Para isso, ela e os outros investigadores criaram mais hamsters. Mais uma vez, alimentaram os roedores com milho e minhocas de terra. Mas desta vez complementaram a dieta rica em milho com uma solução de niacina. E isso pareceu fazer o truque. Estas mães criaram os seus cachorros normalmente, e não como um lanche.
Trigo não parecido com o trigo, falta ao milho um número de micronutrientes, incluindo a niacina. Nas pessoas que subsistem com uma dieta maioritariamente de milho, essa deficiência de niacina pode causar pelagra. A doença surgiu pela primeira vez no século XVII na Europa. Foi aí que o milho se tornou um alimento básico da dieta. As pessoas com pelagra desenvolveram erupções horríveis, diarreia e demência. A deficiência em vitaminas só foi identificada como a sua causa em meados do século XX. Até então, milhões de pessoas sofreram e milhares morreram.
(Os mesoamericanos que domesticavam o milho normalmente não sofriam deste problema. Isto porque processavam milho com uma técnica chamada nixtamalização (NIX-tuh-MAL-ih-zay-shun). Liberta a niacina que está ligada ao milho, tornando-a disponível para o corpo. Os europeus que trouxeram milho de volta aos seus países de origem não trouxeram este processo.)
Os hamsters europeus alimentados com uma dieta rica em milho mostraram sintomas semelhantes aos da pelagra, diz Tissier.

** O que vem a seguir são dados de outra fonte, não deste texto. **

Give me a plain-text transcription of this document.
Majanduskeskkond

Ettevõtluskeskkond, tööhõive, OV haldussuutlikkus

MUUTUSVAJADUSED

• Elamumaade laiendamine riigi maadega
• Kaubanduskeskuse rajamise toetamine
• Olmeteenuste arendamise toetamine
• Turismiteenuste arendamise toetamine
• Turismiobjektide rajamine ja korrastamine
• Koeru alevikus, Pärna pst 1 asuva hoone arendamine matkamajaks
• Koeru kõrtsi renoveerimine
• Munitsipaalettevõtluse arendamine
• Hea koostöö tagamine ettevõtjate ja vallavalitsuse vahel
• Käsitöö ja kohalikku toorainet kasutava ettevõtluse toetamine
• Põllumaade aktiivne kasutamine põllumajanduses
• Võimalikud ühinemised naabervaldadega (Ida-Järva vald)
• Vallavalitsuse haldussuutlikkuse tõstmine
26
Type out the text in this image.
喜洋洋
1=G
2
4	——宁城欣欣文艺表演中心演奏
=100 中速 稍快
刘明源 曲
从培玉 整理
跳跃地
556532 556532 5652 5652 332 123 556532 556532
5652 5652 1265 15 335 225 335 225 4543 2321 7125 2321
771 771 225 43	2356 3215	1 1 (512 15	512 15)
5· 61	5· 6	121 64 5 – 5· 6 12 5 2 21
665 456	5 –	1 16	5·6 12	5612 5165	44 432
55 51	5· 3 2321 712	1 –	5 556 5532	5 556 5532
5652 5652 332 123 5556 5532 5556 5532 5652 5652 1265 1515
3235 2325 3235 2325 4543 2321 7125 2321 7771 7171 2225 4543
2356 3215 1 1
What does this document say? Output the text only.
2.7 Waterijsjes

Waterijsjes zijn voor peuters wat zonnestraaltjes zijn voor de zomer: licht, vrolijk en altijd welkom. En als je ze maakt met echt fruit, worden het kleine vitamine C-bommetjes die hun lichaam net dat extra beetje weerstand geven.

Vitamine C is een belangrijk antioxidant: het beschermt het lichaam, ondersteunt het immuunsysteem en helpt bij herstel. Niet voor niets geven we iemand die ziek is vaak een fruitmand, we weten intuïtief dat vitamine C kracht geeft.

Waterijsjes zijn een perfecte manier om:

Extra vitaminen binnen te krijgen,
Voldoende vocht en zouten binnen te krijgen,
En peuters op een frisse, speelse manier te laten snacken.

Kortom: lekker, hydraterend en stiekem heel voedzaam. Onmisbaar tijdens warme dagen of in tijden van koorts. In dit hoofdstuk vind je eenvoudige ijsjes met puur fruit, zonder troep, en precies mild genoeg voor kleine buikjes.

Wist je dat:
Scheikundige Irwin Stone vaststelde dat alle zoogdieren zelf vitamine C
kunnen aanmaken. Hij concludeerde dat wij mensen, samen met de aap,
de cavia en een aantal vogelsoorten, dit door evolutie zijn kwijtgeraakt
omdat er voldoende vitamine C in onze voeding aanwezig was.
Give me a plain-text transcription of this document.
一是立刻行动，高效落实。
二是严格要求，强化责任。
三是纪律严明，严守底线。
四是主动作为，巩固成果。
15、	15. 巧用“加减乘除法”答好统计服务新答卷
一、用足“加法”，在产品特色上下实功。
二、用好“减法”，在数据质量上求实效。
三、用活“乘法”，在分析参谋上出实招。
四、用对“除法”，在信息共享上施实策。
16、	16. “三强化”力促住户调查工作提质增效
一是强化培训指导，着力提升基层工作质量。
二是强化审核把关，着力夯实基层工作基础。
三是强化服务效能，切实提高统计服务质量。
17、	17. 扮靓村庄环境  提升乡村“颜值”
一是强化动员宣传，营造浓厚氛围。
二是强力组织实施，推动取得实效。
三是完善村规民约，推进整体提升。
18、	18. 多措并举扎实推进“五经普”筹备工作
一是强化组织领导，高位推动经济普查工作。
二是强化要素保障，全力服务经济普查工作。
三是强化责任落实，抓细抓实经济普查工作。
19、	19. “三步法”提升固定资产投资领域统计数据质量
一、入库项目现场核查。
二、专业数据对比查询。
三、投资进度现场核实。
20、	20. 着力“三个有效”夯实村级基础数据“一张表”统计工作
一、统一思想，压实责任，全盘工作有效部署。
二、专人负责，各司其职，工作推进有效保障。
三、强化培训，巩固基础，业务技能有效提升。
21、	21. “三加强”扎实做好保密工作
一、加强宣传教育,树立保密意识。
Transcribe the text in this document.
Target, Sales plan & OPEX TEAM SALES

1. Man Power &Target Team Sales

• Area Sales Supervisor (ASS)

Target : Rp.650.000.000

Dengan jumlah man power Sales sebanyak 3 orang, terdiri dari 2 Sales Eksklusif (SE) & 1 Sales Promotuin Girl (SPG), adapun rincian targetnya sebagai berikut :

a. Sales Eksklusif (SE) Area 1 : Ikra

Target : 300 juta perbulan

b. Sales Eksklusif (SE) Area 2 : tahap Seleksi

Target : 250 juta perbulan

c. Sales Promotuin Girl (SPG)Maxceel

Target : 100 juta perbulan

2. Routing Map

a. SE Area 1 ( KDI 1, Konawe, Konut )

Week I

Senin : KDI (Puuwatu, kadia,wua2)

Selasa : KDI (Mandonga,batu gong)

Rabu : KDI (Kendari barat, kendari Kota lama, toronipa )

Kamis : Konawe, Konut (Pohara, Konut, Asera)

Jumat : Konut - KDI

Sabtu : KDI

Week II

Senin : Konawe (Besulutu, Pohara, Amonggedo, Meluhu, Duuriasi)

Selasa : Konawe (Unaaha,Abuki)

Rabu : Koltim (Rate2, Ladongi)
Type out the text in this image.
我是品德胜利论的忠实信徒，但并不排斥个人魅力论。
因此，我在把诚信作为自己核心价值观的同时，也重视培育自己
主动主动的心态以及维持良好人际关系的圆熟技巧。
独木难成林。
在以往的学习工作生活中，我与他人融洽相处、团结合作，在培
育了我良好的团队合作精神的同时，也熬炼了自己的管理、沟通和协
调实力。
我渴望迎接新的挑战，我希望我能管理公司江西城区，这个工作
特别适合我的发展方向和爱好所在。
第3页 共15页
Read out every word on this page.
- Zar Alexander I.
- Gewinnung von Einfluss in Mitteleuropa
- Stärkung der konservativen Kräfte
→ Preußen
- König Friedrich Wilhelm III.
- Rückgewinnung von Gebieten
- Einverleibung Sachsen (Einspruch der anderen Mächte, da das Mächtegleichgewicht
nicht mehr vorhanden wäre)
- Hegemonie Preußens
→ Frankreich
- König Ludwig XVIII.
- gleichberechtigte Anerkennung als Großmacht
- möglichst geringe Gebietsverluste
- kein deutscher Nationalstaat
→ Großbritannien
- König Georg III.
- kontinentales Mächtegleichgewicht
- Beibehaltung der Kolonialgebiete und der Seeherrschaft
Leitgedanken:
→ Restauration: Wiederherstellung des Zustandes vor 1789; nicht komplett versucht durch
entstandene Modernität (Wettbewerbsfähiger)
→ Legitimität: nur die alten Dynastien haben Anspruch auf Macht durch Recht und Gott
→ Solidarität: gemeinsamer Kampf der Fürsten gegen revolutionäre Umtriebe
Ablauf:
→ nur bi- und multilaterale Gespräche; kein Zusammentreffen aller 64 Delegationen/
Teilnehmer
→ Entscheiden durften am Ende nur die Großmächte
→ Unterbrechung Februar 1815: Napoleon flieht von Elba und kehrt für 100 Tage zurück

E isso também pode estar a acontecer na natureza. Tissier observa que funcionários do Gabinete Nacional Francês para a Caça e Vida Selvagem viram hamsters na natureza a subsistir na maior parte do milho – e a comer os seus cachorros.
Tissier e os seus colegas estão agora a trabalhar no sentido de melhorar a diversidade na agricultura. Eles querem que os hamsters – e outras criaturas selvagens – comam uma dieta mais bem equilibrada. “A ideia não é apenas proteger o hamster”, diz ela, “mas proteger toda a biodiversidade e restaurar bons ecossistemas, mesmo em terras agrícolas”.